A democracia chilena é a única na qual o presidente não é o comandante-em-chefe das forças armadas. Os ex-presidentes Patricio Aylwin (1990-94) e Eduardo Frei (1994-2000) não puderam, e o atual presidente Ricardo Lagos não pode trocar os comandantes do Exército, Marinha e Aeronáutica. Os chefes militares têm mandatos e, quando concluídos, o presidente é obrigado a escolher substitutos entre os cinco oficiais-generais mais antigos. É quase impossível promover uma renovação militar, como a que Néstor Kirchner fez na Argentina com uma só tacada.
Como “garantidoras da ordem constitucional” as forças armadas do Chile podem convocar o Conselho de Segurança Nacional sempre que acharem que algo está errado. Com os votos das três armas e dos “carabineros”, os militares têm maioria no conselho. As promoções são decididas internamente, pelo alto comando de cada arma.
O presidente não apita. Para que não falte dinheiro, Pinochet deixou estabelecido que os cofres militares recebem, obrigatoriamente, 10% do valor das exportações de cobre.

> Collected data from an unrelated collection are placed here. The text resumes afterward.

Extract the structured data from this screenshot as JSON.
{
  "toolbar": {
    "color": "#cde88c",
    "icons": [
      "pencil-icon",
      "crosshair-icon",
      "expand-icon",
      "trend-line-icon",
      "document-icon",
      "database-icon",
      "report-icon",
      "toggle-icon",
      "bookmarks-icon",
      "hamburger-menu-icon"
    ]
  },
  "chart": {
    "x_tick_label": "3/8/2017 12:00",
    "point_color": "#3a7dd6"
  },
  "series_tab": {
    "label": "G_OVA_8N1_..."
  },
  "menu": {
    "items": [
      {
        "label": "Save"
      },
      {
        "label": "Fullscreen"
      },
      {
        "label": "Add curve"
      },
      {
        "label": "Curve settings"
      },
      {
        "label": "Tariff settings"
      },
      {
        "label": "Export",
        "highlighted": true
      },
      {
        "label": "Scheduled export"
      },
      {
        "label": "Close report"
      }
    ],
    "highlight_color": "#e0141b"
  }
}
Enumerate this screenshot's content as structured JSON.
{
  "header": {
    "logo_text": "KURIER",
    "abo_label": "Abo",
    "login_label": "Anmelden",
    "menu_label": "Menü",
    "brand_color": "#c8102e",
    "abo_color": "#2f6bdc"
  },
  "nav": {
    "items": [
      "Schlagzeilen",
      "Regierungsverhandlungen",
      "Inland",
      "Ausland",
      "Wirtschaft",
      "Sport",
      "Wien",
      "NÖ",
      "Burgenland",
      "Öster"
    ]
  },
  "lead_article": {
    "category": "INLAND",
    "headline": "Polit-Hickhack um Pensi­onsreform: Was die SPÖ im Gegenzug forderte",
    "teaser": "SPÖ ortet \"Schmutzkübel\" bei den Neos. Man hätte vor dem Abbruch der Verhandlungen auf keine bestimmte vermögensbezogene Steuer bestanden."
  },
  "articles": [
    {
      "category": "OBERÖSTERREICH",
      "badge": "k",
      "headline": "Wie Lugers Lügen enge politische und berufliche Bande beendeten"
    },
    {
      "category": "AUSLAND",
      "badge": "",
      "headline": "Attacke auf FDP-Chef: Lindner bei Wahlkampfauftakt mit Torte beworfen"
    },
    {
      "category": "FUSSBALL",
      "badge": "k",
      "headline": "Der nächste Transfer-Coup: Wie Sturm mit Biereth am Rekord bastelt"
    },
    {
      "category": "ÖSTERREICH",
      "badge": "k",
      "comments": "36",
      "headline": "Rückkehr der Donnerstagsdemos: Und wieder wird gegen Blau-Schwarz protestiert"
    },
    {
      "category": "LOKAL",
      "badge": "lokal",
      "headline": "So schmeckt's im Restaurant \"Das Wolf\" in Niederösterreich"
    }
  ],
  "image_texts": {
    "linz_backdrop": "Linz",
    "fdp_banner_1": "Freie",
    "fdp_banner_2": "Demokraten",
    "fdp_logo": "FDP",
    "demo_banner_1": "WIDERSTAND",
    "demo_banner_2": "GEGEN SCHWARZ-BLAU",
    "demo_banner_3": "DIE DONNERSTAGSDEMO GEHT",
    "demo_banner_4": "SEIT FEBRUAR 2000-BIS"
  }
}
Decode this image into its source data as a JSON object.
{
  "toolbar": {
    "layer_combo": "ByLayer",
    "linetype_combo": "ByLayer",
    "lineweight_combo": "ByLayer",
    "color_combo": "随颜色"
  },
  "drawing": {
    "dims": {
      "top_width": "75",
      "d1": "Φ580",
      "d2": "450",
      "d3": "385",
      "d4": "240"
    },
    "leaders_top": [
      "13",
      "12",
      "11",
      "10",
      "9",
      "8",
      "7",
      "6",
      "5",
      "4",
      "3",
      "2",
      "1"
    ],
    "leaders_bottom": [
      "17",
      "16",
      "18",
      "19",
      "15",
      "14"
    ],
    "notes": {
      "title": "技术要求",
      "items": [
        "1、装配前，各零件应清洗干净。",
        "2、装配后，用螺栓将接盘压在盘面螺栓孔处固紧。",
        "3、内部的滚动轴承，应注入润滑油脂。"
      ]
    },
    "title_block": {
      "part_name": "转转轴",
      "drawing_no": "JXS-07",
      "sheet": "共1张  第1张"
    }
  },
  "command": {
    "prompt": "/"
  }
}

Um registro para a história
Ano 1970, proximidade da decisão do Congresso chileno sobre se Allende, majoritário nas eleições presidenciais, mas sem maioria absoluta, seria ou não o escolhido. “En este país no pasa nada”, resmungava num bar, ao meu lado, o mais bem dotado repórter político do Chile na época, Hernandez Parker. “Doutor, telefone para o senhor”, avisou o garçom.
Naquele canto de mundo, os chilenos só não se sentiam imunes a terremotos. Mas Hernandez voltou à mesa de cara lívida. “Atiraram no general Schneider”, balbuciou incrédulo. Era o ato inicial da montagem de um primeiro golpe contra Allende. Seria colocado fora de combate um militar legalista no comando do Exército. A intenção, parece, era seqüestrá-lo e retirá-lo de cena até a decisão do Congresso, naquele momento ainda incerta, mas as armas fornecidas pela CIA caíram em mãos inexperientes.
A comoção ajudou Allende, o enterro de Schneider transformou-se em manifestação de solidariedade latino-americana ao socialista e o Congresso aclamou-o presidente, num belo espetáculo.
Os golpistas retomariam o fôlego ao longo dos anos, insuflados e ajudados pelo Comitê 40, no qual sentavam uns poucos sob a chefia de Henry Kissinger e Richard Nixon. Reencontrei Hernandez uma semana depois do “el once”, o 11 de setembro de 1973.
O Chile foi fechado, jornalistas se aglomeraram na parte andina da Argentina à espera de autorização de entrada, um tenso  marca-passos de sete dias.
Um repórter respeitado, estrela de uma revista democrata-cristã, a Ercillia, perambulava por necrotérios à procura de um filho quando afinal cheguei a Santiago. Acompanhei-o. Pular de um necrotério a outro era a atividade mais intensa numa cidade coberta por um manto de morte. Os corpos já se expunham a identificações. No enterro do poeta Pablo Neruda, a primeira manifestação pública contra o golpe,  predominavam feições duras de velhos militantes do Partido Comunista, e não fogosos socialistas que tanto trabalho deram a Allende. Onde estariam os brasileiros? Só consegui encontrar a mulher de um deles. Foi-se “Perro” Olivares, jornalista e allendista de primeira hora, acima de tudo um divertido gozador.
O pessoal da Democracia Cristã (DC), do ex-presidente Frei (1964-70), mais desconversava do que conversava, sem conseguir esconder um  certo  alivio. Em breve, imaginavam, os militares convocariam eleições e eles voltariam ao poder. Lembro que o diretor de Ercillia, Emilio Fillipi, irritado com minhas náuseas, explodiu num inacreditável “esto es uma ditablanda, non uma dictadura”. Não foi difícil descobrir: a DC, ou uma parte dela, a dos adeptos de Frei, era linha auxiliar do golpe. Anos depois, Frei morreu amargurado com seu “erro de cálculo”.